Question

You invest $1,000 in each of two accounts. Account A earns simple interest at a rate of 2.42% over 4 years. Account B earns simple interest at a rate of 2.42% over 24 months. Find the interest earned by each account. How does the interest earned by the two accounts compare?

Answer 1

Account A = $96.80

Account B = $48.40

Step-by-step explanation

We have that in the two accounts A and B, $1000 is invested.

We want to find the simple interest earned by the two accounts. To do this, we apply the formula for Simple Interest:

`SI=(P\cdot R\cdot T)/(100)`

where P = principal (amount invested)

R = rate

T = amount of time

ACCOUNT A

It earns simple interest at a rate of 2.42% over 4 years.

Therefore, the simple interest earned is:

`\begin{gathered} SI=(1000\cdot2.42\cdot4)/(100) \\ SI=\text{ \$96.8}0 \end{gathered}`

ACCOUNT B

It earns simple interest at a rate of 2.42% over 24 months.

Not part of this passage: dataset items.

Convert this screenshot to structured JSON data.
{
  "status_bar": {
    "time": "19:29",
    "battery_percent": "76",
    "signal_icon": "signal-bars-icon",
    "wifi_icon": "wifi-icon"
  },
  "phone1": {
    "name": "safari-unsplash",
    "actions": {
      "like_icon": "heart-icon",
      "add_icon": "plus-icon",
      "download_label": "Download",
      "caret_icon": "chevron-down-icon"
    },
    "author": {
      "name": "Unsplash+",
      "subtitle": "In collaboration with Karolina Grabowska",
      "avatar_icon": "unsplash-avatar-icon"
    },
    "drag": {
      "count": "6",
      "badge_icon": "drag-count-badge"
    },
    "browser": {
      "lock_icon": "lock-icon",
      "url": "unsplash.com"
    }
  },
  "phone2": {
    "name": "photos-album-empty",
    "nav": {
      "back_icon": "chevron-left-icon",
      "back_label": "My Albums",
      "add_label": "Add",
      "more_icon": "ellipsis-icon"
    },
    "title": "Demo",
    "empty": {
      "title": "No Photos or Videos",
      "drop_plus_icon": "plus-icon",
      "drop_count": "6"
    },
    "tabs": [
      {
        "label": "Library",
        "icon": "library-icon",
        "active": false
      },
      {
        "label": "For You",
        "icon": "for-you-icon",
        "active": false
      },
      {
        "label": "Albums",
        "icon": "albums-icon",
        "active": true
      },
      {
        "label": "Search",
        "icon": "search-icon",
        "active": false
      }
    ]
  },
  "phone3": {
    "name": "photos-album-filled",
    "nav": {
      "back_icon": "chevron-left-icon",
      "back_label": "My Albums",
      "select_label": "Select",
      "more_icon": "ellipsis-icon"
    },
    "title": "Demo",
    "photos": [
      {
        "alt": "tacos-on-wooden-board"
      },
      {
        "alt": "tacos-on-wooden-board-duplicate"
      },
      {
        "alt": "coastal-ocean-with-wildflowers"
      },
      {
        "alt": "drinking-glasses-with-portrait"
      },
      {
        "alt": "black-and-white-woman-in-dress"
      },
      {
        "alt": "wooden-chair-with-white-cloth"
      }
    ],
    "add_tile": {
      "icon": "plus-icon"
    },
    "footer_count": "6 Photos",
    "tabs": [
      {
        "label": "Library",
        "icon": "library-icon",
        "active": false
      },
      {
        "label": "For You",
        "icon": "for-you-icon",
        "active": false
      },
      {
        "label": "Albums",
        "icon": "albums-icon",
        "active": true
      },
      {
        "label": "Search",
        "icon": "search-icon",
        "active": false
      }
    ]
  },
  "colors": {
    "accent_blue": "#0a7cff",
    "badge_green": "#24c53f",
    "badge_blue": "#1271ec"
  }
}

For this, we have to divide by 12 months (since the formula is originally for year).

Therefore, the simple interest earned is:

`\begin{gathered} SI=(1000\cdot2.42\cdot24)/(100\cdot12) \\ SI=\text{ \$48.40} \end{gathered}`

We have calculated the Simple Interest for both accounts.

We see that the simple interest for Account A is twice that of Account B. This is simply because Account A earned for twice the amount of time that Account B earned for.